2 75% changes, it is down to 0.0625, though I'd wait a few hours between changes.

The bacteria will continue to grow; the bacteria will grow until the rate the bacteria process ammonia is exactly the same as the rate at which fish produce ammonia. The bacteria do not care if the current level is 1.0 or 0.25, they do care about the rate at which the fish are procuding ammonia. Same fish before and after the water change, means the same rate, so the colony will grow and the fish aren't exposed to nearly as high a level of pollution.

At the very least, small but frequent changes can keep the levels manageable while the colony catches up.
 
Just 1 hour? That may not have been enough time for much ammonia to build up yet, report back in the morning.

Next time, may I suggest frequent water changes? So long as you match the temperature and the hardness and pH of the new water aren't too far away from the tank's current water, you can do almost as large of a waterchange as you want.

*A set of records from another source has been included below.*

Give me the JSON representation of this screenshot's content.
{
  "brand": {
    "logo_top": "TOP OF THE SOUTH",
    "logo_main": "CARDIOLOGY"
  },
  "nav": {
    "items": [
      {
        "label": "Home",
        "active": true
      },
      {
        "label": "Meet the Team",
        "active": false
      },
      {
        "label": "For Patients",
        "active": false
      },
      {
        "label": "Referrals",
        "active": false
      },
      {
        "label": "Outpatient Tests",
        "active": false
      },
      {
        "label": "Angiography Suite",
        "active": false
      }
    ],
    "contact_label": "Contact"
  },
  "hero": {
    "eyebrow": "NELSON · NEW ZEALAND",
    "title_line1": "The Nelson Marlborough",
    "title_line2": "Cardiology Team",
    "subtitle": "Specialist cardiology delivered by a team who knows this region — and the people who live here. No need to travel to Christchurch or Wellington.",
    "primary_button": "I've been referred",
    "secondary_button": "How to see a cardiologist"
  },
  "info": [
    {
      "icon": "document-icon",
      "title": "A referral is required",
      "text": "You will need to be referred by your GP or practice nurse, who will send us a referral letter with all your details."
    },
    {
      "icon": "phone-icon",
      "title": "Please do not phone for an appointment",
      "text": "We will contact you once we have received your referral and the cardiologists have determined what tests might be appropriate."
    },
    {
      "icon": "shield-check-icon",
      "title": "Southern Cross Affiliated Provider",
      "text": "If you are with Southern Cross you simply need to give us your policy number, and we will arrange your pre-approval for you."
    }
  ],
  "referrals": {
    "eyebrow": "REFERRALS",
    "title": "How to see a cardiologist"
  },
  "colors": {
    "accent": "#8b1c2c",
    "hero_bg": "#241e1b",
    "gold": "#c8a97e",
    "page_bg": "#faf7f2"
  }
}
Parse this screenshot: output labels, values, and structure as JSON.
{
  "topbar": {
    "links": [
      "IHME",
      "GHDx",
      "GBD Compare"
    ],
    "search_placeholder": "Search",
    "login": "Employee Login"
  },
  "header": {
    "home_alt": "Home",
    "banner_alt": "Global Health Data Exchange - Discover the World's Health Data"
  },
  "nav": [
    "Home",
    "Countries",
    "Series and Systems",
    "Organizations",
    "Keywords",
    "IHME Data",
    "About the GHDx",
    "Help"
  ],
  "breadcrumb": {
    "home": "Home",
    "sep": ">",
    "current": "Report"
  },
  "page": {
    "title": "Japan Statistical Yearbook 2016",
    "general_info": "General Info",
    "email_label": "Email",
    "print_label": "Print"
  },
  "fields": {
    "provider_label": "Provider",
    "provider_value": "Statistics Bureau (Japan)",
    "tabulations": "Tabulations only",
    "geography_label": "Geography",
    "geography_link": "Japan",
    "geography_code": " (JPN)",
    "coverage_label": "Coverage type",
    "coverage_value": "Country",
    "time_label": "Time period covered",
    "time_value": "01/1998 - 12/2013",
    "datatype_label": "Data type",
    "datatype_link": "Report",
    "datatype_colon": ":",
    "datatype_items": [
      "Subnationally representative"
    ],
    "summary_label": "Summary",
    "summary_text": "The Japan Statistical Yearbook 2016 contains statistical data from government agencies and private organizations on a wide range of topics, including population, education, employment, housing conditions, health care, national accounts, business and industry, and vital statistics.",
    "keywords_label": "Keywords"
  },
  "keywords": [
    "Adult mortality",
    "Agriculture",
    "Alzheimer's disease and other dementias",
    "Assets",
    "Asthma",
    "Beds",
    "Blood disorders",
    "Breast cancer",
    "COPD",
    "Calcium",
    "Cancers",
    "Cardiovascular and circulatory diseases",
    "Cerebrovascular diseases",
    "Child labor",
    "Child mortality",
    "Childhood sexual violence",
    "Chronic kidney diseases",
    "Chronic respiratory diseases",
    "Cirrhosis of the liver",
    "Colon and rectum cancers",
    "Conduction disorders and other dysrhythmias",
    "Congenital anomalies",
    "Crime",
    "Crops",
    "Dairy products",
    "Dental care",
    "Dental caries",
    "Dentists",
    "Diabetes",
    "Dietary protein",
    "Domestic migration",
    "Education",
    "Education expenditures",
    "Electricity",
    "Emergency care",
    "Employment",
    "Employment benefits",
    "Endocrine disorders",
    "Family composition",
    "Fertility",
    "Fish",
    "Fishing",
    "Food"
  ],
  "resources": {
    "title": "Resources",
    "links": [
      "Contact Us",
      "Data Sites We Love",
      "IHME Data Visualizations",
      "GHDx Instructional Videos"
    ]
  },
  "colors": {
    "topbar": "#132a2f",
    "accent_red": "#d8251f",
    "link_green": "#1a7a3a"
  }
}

And, obviously, something like a 75% water change reduces the ammonia level from 1.0 ppm to 0.25 ppm.
2 75% changes, it is down to 0.0625, though I'd wait a few hours between changes.

The bacteria will continue to grow; the bacteria will grow until the rate the bacteria process ammonia is exactly the same as the rate at which fish produce ammonia. The bacteria do not care if the current level is 1.0 or 0.25, they do care about the rate at which the fish are procuding ammonia. Same fish before and after the water change, means the same rate, so the colony will grow and the fish aren't exposed to nearly as high a level of pollution.

At the very least, small but frequent changes can keep the levels manageable while the colony catches up.
Thnaks.. but I am aware.. the problems is I am not here/awake long enough durijg the day to do a water change every threee hours.